PubMedID 24728461 Journal Nat Mater, 2014 Jun;13(6);599-604,
Title Hippo/YAP-mediated rigidity-dependent motor neuron differentiation of human pluripotent stem cells.
Author Sun Y, Yong KM, ..., Krebsbach PH, Fu J
広島大学大学院医歯薬保健学研究科 RIKEN BSI  内匠研究室    黒坂 哲     2014/09/29

筆者らは、柔らかい基質上で培養することにより、ヒト多能性幹細胞から運動神経細胞への分化効率を飛躍的に向上させることに成功した。柔らかい基質上で培養されたヒトES細胞は硬い基質上で培養された細胞よりも早期に多能性を喪失し、運動神経細胞への分化に要する時間が大幅に短縮されることがわかった。
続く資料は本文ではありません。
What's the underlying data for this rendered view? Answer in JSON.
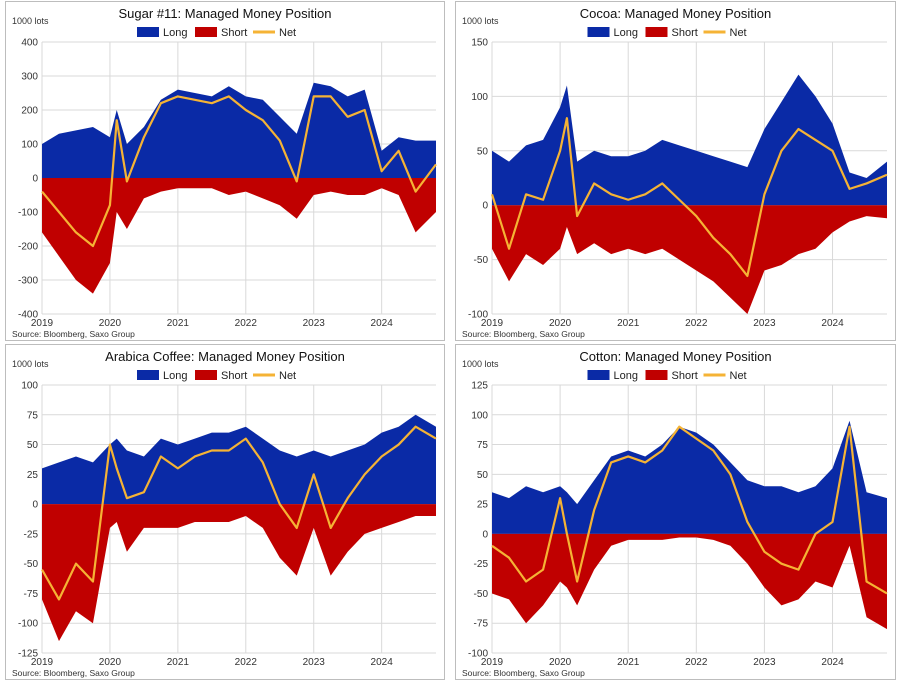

また、このようにして作製された運動神経細胞は運動神経細胞としての性質をよく再現していた。さらに、このような基質の硬さによる細胞の性質の変化にはHippo/YAPシグナルが関与しており、柔らかい基質上で培養された細胞では細胞質中のYAPのリン酸化が促進され、硬い基質上で培養された細胞ではリン酸化YAPとリン酸化Smadが核内に共在することを明らかにした。本論文の結果は、神経細胞のin vitroでの作製において、Hippo/YAPシグナルおよび細胞骨格を介したメカノトランスダクションの重要性を指摘するものである。

柔らかい基質上での培養が間葉系幹細胞の神経分化を促進することは既に知られており、脳が柔らかい組織であることからも、神経細胞が柔らかい基質を好むことは明らかだと思われます。
神経細胞の発生・分化だけではなく、疾患の発症や進行にもこのような物理的(力学的)ストレスが関わっている可能性があり、神経変性等の解明においてもメカノトランスダクションの観点からの新たな知見が得られるのではないかと考えます。
細胞培養実験においては、ガラスやプラスチックといった、脳内ではありえないほど硬い基質上で培養することが結果にどのような影響を及ぼしているのかを考慮する必要があるかもしれません。